FIRESTONE Diamonds had secured alternative power sources to keep its operations in Lesotho running until grid supply from the Muela Hydropower Station was returned, expected on December 1, the company said last week.
The UK-listed diamond producer, which mines the Liqhobong operation, said it had installed rented diesel generators. Production resumed on October 26, and the processing plant was operating at between 80% and 90% of full capacity “… as the new power generation system is being optimised”, the company said.
However, the remedial measures will come at a cost. “Normal operating costs are expected to increase by the cost of renting the gensets and of the associated diesel consumption,” the company added.
The production interruptions, and hike in power costs, come at an awkward time for Firestone amid poor diamond market conditions and pressure on the company to repay debt this financial year.
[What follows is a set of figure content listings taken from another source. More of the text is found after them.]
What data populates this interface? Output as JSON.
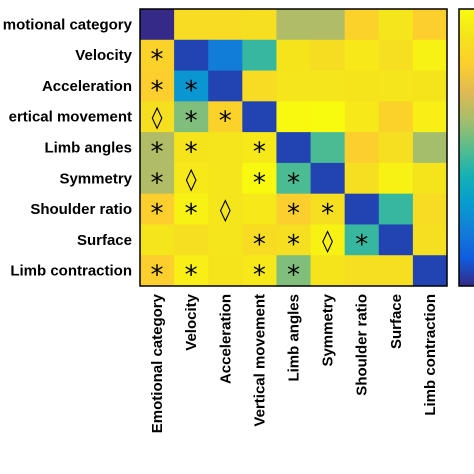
{
  "chart_data": {
    "type": "heatmap",
    "title": "",
    "rows": [
      "Emotional category",
      "Velocity",
      "Acceleration",
      "Vertical movement",
      "Limb angles",
      "Symmetry",
      "Shoulder ratio",
      "Surface",
      "Limb contraction"
    ],
    "columns": [
      "Emotional category",
      "Velocity",
      "Acceleration",
      "Vertical movement",
      "Limb angles",
      "Symmetry",
      "Shoulder ratio",
      "Surface",
      "Limb contraction"
    ],
    "row_labels_display": [
      "motional category",
      "Velocity",
      "Acceleration",
      "ertical movement",
      "Limb angles",
      "Symmetry",
      "Shoulder ratio",
      "Surface",
      "Limb contraction"
    ],
    "value_range": [
      0,
      1
    ],
    "colormap": "parula",
    "values": [
      [
        0.0,
        0.86,
        0.86,
        0.88,
        0.62,
        0.62,
        0.82,
        0.91,
        0.8
      ],
      [
        0.82,
        0.05,
        0.2,
        0.45,
        0.9,
        0.87,
        0.92,
        0.88,
        0.96
      ],
      [
        0.8,
        0.28,
        0.05,
        0.86,
        0.91,
        0.91,
        0.9,
        0.91,
        0.9
      ],
      [
        0.88,
        0.55,
        0.82,
        0.05,
        0.99,
        1.0,
        0.92,
        0.82,
        0.95
      ],
      [
        0.62,
        0.9,
        0.91,
        0.92,
        0.05,
        0.48,
        0.8,
        0.88,
        0.6
      ],
      [
        0.62,
        0.92,
        0.91,
        0.99,
        0.48,
        0.05,
        0.88,
        0.96,
        0.9
      ],
      [
        0.8,
        0.96,
        0.91,
        0.92,
        0.8,
        0.88,
        0.05,
        0.45,
        0.86
      ],
      [
        0.91,
        0.88,
        0.91,
        0.86,
        0.88,
        0.96,
        0.45,
        0.05,
        0.88
      ],
      [
        0.8,
        0.95,
        0.9,
        0.92,
        0.55,
        0.9,
        0.88,
        0.88,
        0.05
      ]
    ],
    "annotations": [
      [
        "",
        "",
        "",
        "",
        "",
        "",
        "",
        "",
        ""
      ],
      [
        "*",
        "",
        "",
        "",
        "",
        "",
        "",
        "",
        ""
      ],
      [
        "*",
        "*",
        "",
        "",
        "",
        "",
        "",
        "",
        ""
      ],
      [
        "◊",
        "*",
        "*",
        "",
        "",
        "",
        "",
        "",
        ""
      ],
      [
        "*",
        "*",
        "",
        "*",
        "",
        "",
        "",
        "",
        ""
      ],
      [
        "*",
        "◊",
        "",
        "*",
        "*",
        "",
        "",
        "",
        ""
      ],
      [
        "*",
        "*",
        "◊",
        "",
        "*",
        "*",
        "",
        "",
        ""
      ],
      [
        "",
        "",
        "",
        "*",
        "*",
        "◊",
        "*",
        "",
        ""
      ],
      [
        "*",
        "*",
        "",
        "*",
        "*",
        "",
        "",
        "",
        ""
      ]
    ],
    "colorbar": {
      "visible": true,
      "placement": "right",
      "tick_labels": []
    },
    "grid": false
  }
}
It said in July that it planned to repay $10.2m in debt to South African bank, ABSA. This would be financed from operating cash flow and existing cash resources, which stood at $26.3m as of the year-end.
Operating costs were already expected to be higher in the 2020 financial year compared to 2019 owing to increased waste stripping.
Firestone said previously that production for the 2020 financial year would be between 820,000 and 870,000 carats – the same as 2019 guidance. Production for 2019 came in at the low end of guidance at some 829,458 carats.